Thursday, August 16, 2012

The Norms of Hypocrisy (Drowned by the Ocean)








"Cover me with your overwhelming calm, embrace me with the darkness of your night, and----your silence." I often sigh.

 I've never been in a situation where I could be good and nice at the same time. When prompted to be nice, I'd be pushed to my limits, and miraculously, that's when goodness starts. Yes, the good that I know is something that will make me feel better, the chance where I can prove that I'm right, whatever is at stake.  And most of the time, I am despised.

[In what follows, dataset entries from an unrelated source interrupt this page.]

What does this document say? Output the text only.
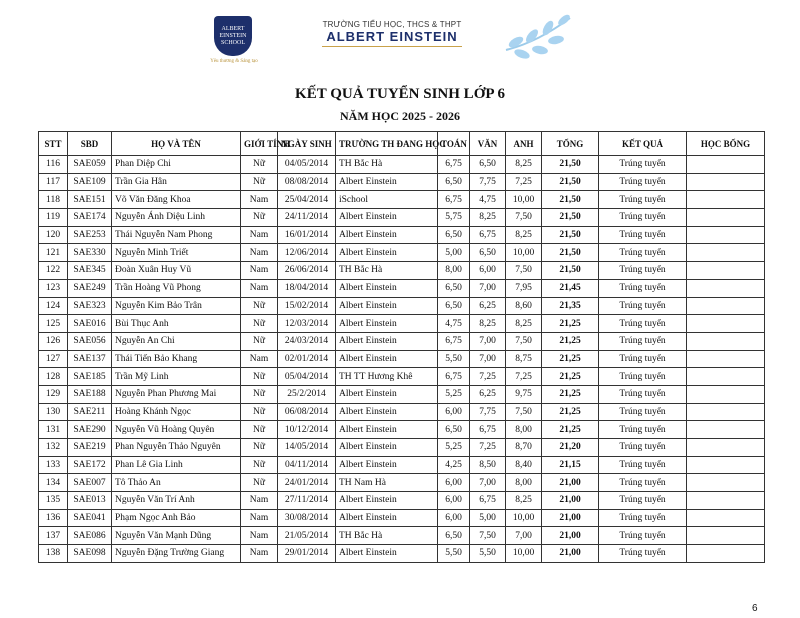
ALBERT
EINSTEIN
SCHOOL
Yêu thương & Sáng tạo
TRƯỜNG TIỂU HỌC, THCS & THPT
ALBERT EINSTEIN
KẾT QUẢ TUYỂN SINH LỚP 6
NĂM HỌC 2025 - 2026
STT	SBD	HỌ VÀ TÊN	GIỚI TÍNH	NGÀY SINH	TRƯỜNG TH ĐANG HỌC	TOÁN	VĂN	ANH	TỔNG	KẾT QUẢ	HỌC BỔNG
116	SAE059	Phan Diệp Chi	Nữ	04/05/2014	TH Bắc Hà	6,75	6,50	8,25	21,50	Trúng tuyển	
117	SAE109	Trần Gia Hân	Nữ	08/08/2014	Albert Einstein	6,50	7,75	7,25	21,50	Trúng tuyển	
118	SAE151	Võ Văn Đăng Khoa	Nam	25/04/2014	iSchool	6,75	4,75	10,00	21,50	Trúng tuyển	
119	SAE174	Nguyễn Ánh Diệu Linh	Nữ	24/11/2014	Albert Einstein	5,75	8,25	7,50	21,50	Trúng tuyển	
120	SAE253	Thái Nguyễn Nam Phong	Nam	16/01/2014	Albert Einstein	6,50	6,75	8,25	21,50	Trúng tuyển	
121	SAE330	Nguyễn Minh Triết	Nam	12/06/2014	Albert Einstein	5,00	6,50	10,00	21,50	Trúng tuyển	
122	SAE345	Đoàn Xuân Huy Vũ	Nam	26/06/2014	TH Bắc Hà	8,00	6,00	7,50	21,50	Trúng tuyển	
123	SAE249	Trần Hoàng Vũ Phong	Nam	18/04/2014	Albert Einstein	6,50	7,00	7,95	21,45	Trúng tuyển	
124	SAE323	Nguyễn Kim Bảo Trân	Nữ	15/02/2014	Albert Einstein	6,50	6,25	8,60	21,35	Trúng tuyển	
125	SAE016	Bùi Thục Anh	Nữ	12/03/2014	Albert Einstein	4,75	8,25	8,25	21,25	Trúng tuyển	
126	SAE056	Nguyễn An Chi	Nữ	24/03/2014	Albert Einstein	6,75	7,00	7,50	21,25	Trúng tuyển	
127	SAE137	Thái Tiến Bảo Khang	Nam	02/01/2014	Albert Einstein	5,50	7,00	8,75	21,25	Trúng tuyển	
128	SAE185	Trần Mỹ Linh	Nữ	05/04/2014	TH TT Hương Khê	6,75	7,25	7,25	21,25	Trúng tuyển	
129	SAE188	Nguyễn Phan Phương Mai	Nữ	25/2/2014	Albert Einstein	5,25	6,25	9,75	21,25	Trúng tuyển	
130	SAE211	Hoàng Khánh Ngọc	Nữ	06/08/2014	Albert Einstein	6,00	7,75	7,50	21,25	Trúng tuyển	
131	SAE290	Nguyễn Vũ Hoàng Quyên	Nữ	10/12/2014	Albert Einstein	6,50	6,75	8,00	21,25	Trúng tuyển	
132	SAE219	Phan Nguyễn Thảo Nguyên	Nữ	14/05/2014	Albert Einstein	5,25	7,25	8,70	21,20	Trúng tuyển	
133	SAE172	Phan Lê Gia Linh	Nữ	04/11/2014	Albert Einstein	4,25	8,50	8,40	21,15	Trúng tuyển	
134	SAE007	Tô Thảo An	Nữ	24/01/2014	TH Nam Hà	6,00	7,00	8,00	21,00	Trúng tuyển	
135	SAE013	Nguyễn Văn Trí Anh	Nam	27/11/2014	Albert Einstein	6,00	6,75	8,25	21,00	Trúng tuyển	
136	SAE041	Phạm Ngọc Anh Bảo	Nam	30/08/2014	Albert Einstein	6,00	5,00	10,00	21,00	Trúng tuyển	
137	SAE086	Nguyễn Văn Mạnh Dũng	Nam	21/05/2014	TH Bắc Hà	6,50	7,50	7,00	21,00	Trúng tuyển	
138	SAE098	Nguyễn Đặng Trường Giang	Nam	29/01/2014	Albert Einstein	5,50	5,50	10,00	21,00	Trúng tuyển	
6
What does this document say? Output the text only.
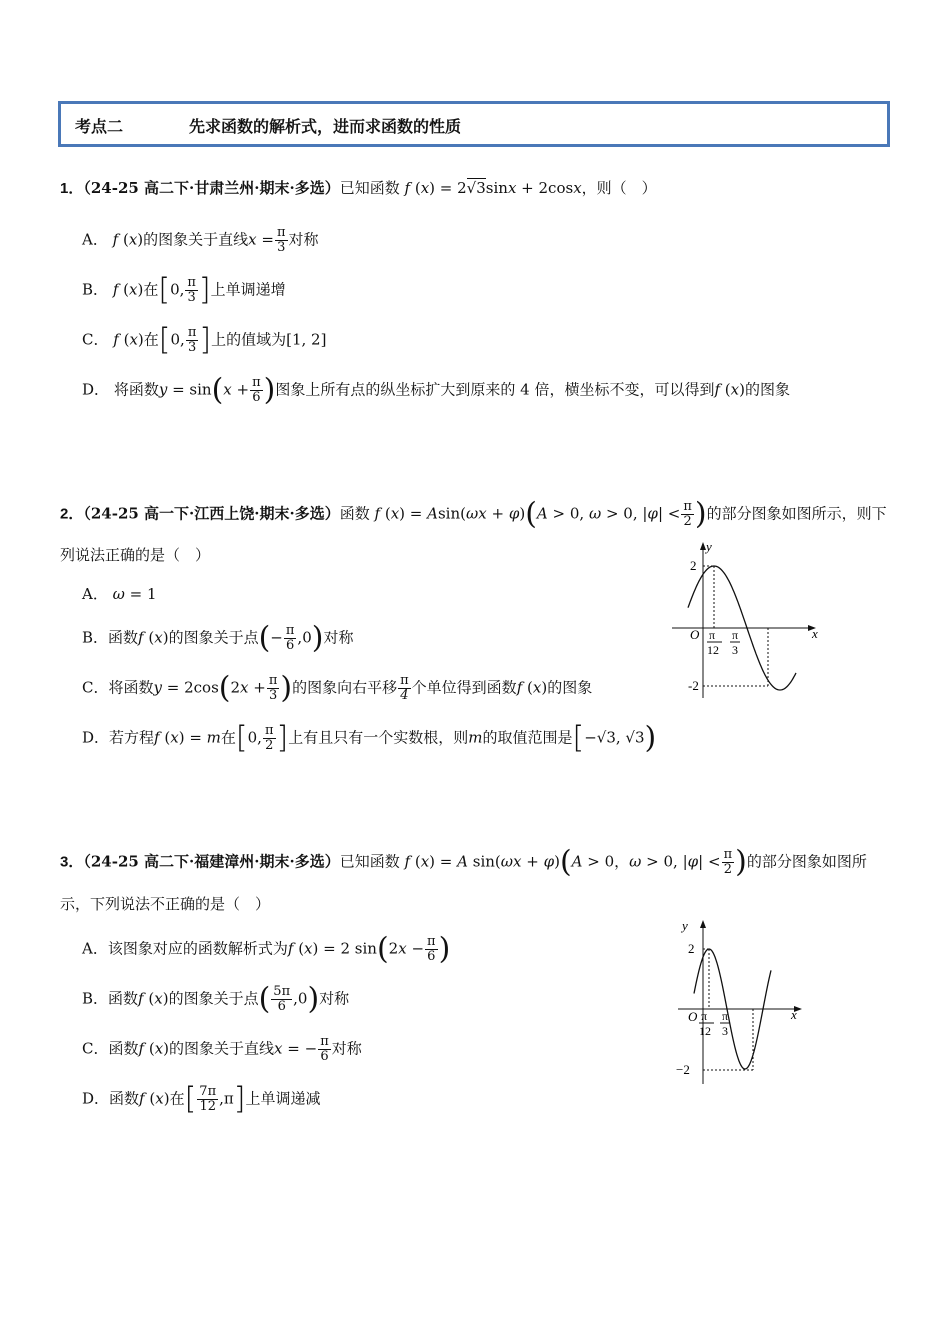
考点二	先求函数的解析式，进而求函数的性质
1．（24-25 高二下·甘肃兰州·期末·多选）已知函数 f (x) = 2√3sinx + 2cosx，则（　）
A． f (x)的图象关于直线$x = \frac{\pi}{3}$ 对称
B． f (x)在[0, $\frac{\pi}{3}$ ]上单调递增
C． f (x)在[0, $\frac{\pi}{3}$ ]上的值域为[1, 2]
D． 将函数$y = \sin(x + \frac{\pi}{6}$ )图象上所有点的纵坐标扩大到原来的 4 倍，横坐标不变，可以得到f (x)的图象
2．（24-25 高一下·江西上饶·期末·多选）函数 f (x) = Asin(ωx + φ)(A > 0, ω > 0, $|\varphi| < \frac{\pi}{2}$ )的部分图象如图所示，则下
列说法正确的是（　）
A． ω = 1
B．函数f (x)的图象关于点(− $\frac{\pi}{6} ,0$)对称
C．将函数$y = 2\cos(2x + \frac{\pi}{3}$ )的图象向右平移 $\frac{\pi}{4}$ 个单位得到函数f (x)的图象
D．若方程f (x) = m在[0, $\frac{\pi}{2}$ ]上有且只有一个实数根，则m的取值范围是[−√3, √3)
y
x
2
-2
O π
12
π
3
3．（24-25 高二下·福建漳州·期末·多选）已知函数 f (x) = A sin(ωx + φ)(A > 0，ω > 0, $|\varphi| < \frac{\pi}{2}$ )的部分图象如图所
示，下列说法不正确的是（　）
A．该图象对应的函数解析式为f (x) = 2 $\sin(2x - \frac{\pi}{6}$ )
B．函数f (x)的图象关于点( $\frac{5\pi}{6} ,0$)对称
C．函数f (x)的图象关于直线x = − $\frac{\pi}{6}$ 对称
D．函数f (x)在[ $\frac{7\pi}{12} ,\pi$]上单调递减
y
x
2
−2
O π
12
π
3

It feels like heaven when people give us praises, just because they see us doing what they wanted to see. I call that the norms of hypocrisy. I want to laugh, laugh so hard until my head would crack! It's really funny how people want something better but don't want their hands to collect dirt or grease. It's funnier even, to look at them wanting to be in a high place, not for them to get a better view beyond the horizon but because they want the horizon to look up at them. Many wanted to go to heaven but don't want to succumb to death.

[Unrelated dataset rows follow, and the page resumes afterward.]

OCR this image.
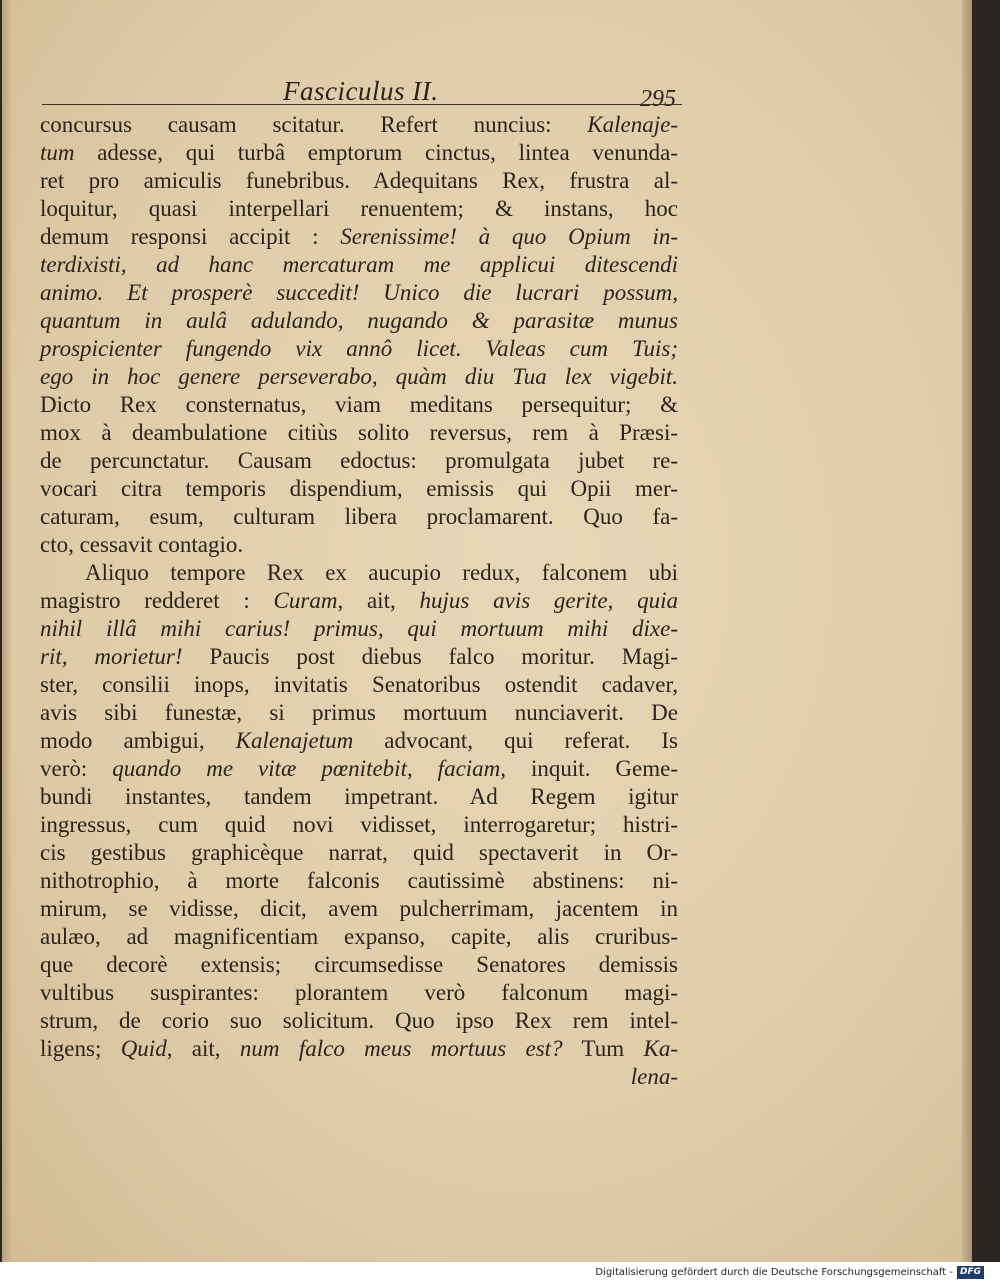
Fasciculus II.	295
concursus causam scitatur. Refert nuncius: Kalenaje-
tum adesse, qui turbâ emptorum cinctus, lintea venunda-
ret pro amiculis funebribus. Adequitans Rex, frustra al-
loquitur, quasi interpellari renuentem; & instans, hoc
demum responsi accipit : Serenissime! à quo Opium in-
terdixisti, ad hanc mercaturam me applicui ditescendi
animo. Et prosperè succedit! Unico die lucrari possum,
quantum in aulâ adulando, nugando & parasitæ munus
prospicienter fungendo vix annô licet. Valeas cum Tuis;
ego in hoc genere perseverabo, quàm diu Tua lex vigebit.
Dicto Rex consternatus, viam meditans persequitur; &
mox à deambulatione citiùs solito reversus, rem à Præsi-
de percunctatur. Causam edoctus: promulgata jubet re-
vocari citra temporis dispendium, emissis qui Opii mer-
caturam, esum, culturam libera proclamarent. Quo fa-
cto, cessavit contagio.
Aliquo tempore Rex ex aucupio redux, falconem ubi
magistro redderet : Curam, ait, hujus avis gerite, quia
nihil illâ mihi carius! primus, qui mortuum mihi dixe-
rit, morietur! Paucis post diebus falco moritur. Magi-
ster, consilii inops, invitatis Senatoribus ostendit cadaver,
avis sibi funestæ, si primus mortuum nunciaverit. De
modo ambigui, Kalenajetum advocant, qui referat. Is
verò: quando me vitæ pœnitebit, faciam, inquit. Geme-
bundi instantes, tandem impetrant. Ad Regem igitur
ingressus, cum quid novi vidisset, interrogaretur; histri-
cis gestibus graphicèque narrat, quid spectaverit in Or-
nithotrophio, à morte falconis cautissimè abstinens: ni-
mirum, se vidisse, dicit, avem pulcherrimam, jacentem in
aulæo, ad magnificentiam expanso, capite, alis cruribus-
que decorè extensis; circumsedisse Senatores demissis
vultibus suspirantes: plorantem verò falconum magi-
strum, de corio suo solicitum. Quo ipso Rex rem intel-
ligens; Quid, ait, num falco meus mortuus est? Tum Ka-
lena-
Digitalisierung gefördert durch die Deutsche Forschungsgemeinschaft - DFG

We can never have the best of both worlds.When we want something, we should work hard for it. If there is a need to hold a rag and a cutter to be able to remove the oddities of a jewel, we must do so. Pretending to be nice when there is nothing good left within us, is just like trying to hone a plastic cup to make it glitter like silver or gold.

There's a diamond above the clouds, and that is none other than my ideal, my dream. I don't hunger for the best in others, for I can be my very best on my own. I am the heart of the ocean. I can always be me.